After years of paralysis caused by economic collapse, Sri Lanka’s long road through debt restructuring is beginning to yield results, with Japan restoring funding to dozens of stalled development projects across the island.
The government has decided to revive 75 development projects funded by the Japan International Cooperation Agency that had remained suspended for nearly four years during Sri Lanka’s worst economic crisis. The Government Information Department has officially confirmed that the Japanese government has allocated Rs. 18 billion, equivalent to approximately 9.17 billion Japanese yen, to restart these long delayed initiatives.
The groundwork for the resumption of these JICA projects was laid through the difficult and politically sensitive debt restructuring programme undertaken by the previous administration. Following Sri Lanka’s sovereign debt default in April 2022, all bilateral creditors, including Japan, halted financial assistance, freezing several major national projects. Among those suspended was the Bandaranaike International Airport Terminal 2 project, seen as critical to long term tourism and aviation growth.
However, sustained negotiations with the International Monetary Fund and diplomatic engagement with Japan led to formal debt restructuring memorandums of understanding being signed in 2024. Building on that progress, the current government has now secured final Cabinet approval and funding clearance to reactivate the stalled projects.

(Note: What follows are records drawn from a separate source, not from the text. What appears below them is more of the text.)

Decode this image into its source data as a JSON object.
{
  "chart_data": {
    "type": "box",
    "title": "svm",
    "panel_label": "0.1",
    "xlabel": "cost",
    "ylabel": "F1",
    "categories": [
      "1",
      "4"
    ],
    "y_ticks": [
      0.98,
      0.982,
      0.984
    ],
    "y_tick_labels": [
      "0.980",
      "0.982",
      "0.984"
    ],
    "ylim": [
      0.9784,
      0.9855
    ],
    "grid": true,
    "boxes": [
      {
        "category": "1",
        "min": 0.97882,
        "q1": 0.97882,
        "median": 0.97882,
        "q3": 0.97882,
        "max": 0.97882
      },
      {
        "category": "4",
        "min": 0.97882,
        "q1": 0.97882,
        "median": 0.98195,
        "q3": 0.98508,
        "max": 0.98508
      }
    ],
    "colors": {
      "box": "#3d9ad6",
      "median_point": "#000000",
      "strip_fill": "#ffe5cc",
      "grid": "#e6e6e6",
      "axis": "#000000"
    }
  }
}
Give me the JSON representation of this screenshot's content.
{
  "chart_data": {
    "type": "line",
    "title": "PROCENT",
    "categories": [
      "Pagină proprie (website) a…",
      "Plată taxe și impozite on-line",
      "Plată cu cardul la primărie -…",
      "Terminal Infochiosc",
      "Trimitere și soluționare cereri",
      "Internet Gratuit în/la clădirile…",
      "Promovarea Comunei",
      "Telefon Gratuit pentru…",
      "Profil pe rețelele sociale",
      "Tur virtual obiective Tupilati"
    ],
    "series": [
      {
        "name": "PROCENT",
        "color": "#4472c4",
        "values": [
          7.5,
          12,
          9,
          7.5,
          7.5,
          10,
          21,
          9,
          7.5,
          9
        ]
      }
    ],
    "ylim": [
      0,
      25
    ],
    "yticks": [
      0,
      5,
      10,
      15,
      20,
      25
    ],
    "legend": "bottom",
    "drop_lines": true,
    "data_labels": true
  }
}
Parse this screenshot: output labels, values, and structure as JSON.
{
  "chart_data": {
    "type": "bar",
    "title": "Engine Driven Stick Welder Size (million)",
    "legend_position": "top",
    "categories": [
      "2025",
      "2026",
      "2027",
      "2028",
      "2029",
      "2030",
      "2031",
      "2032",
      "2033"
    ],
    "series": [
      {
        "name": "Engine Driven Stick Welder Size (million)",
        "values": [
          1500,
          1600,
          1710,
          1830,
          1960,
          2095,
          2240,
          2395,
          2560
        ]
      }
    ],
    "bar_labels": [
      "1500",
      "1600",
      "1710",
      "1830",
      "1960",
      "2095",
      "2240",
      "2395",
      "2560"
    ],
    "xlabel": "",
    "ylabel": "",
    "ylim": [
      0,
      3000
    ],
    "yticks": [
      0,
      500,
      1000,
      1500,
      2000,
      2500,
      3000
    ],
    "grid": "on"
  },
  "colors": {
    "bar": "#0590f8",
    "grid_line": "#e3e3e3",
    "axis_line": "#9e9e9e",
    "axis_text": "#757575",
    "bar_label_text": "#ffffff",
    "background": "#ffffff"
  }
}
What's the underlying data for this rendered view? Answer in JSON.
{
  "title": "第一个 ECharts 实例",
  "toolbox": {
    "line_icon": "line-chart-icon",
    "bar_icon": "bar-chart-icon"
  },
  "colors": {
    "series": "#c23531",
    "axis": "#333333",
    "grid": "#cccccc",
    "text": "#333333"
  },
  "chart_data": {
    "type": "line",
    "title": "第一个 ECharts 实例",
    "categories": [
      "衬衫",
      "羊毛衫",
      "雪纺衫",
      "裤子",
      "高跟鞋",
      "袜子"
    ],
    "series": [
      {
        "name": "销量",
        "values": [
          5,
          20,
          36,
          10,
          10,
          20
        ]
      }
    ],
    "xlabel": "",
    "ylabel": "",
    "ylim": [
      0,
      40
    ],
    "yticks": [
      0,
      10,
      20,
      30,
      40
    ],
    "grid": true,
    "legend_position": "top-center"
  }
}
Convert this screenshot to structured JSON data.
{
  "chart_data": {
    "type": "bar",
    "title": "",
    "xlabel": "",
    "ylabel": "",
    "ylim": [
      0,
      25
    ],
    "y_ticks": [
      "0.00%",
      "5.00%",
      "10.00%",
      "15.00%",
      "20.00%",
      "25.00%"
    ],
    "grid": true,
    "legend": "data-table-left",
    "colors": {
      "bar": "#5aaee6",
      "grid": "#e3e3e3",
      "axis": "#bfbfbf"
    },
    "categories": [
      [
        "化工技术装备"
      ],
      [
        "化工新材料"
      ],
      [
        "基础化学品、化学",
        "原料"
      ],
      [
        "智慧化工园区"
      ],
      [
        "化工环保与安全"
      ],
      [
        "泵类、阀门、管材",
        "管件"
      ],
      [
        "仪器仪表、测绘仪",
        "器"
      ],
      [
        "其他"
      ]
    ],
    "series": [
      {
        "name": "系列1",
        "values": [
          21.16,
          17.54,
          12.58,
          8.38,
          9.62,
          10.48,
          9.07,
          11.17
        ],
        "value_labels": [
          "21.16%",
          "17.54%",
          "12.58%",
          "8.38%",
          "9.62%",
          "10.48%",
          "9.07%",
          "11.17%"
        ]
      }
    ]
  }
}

Most of the renewed funding will be channelled through the Rural Infrastructure Development Project in Emerging Regions. Under this programme, 75 sub projects will be implemented across the Northern, Eastern, North Central and Uva provinces, directly targeting rural livelihoods, connectivity and basic services. In the Uva province alone, 18 JICA funded projects valued at Rs. 3 billion are scheduled for completion. These include 12 road development projects, two irrigation schemes and four drinking water projects. Contractors have already been instructed to resume work immediately at these sites.
The revival of JICA projects sends a powerful signal to the international community about Sri Lanka’s economic recovery and renewed fiscal discipline. Japan’s decision to re release funding, as one of Sri Lanka’s most important bilateral creditors, reflects growing international confidence in the country’s reform path and debt management framework. It also underscores the importance of continuity in internationally negotiated agreements, even amid changes in political leadership.
India’s role in stabilising the economy during the darkest phase of the crisis has also been widely acknowledged. At a time when Sri Lanka faced near collapse, India extended emergency financial assistance worth nearly US$ 4 billion, ensuring the flow of fuel, medicine and essential goods. This intervention helped stabilise markets and created the conditions necessary for securing an IMF agreement and initiating debt restructuring.
That early support proved decisive in encouraging other partners, including Japan, to re engage constructively with Sri Lanka. Today, the Rs. 18 billion JICA allocation stands as a tangible outcome of that diplomatic foundation, marking a cautious but meaningful step forward in Sri Lanka’s economic rebuilding journey.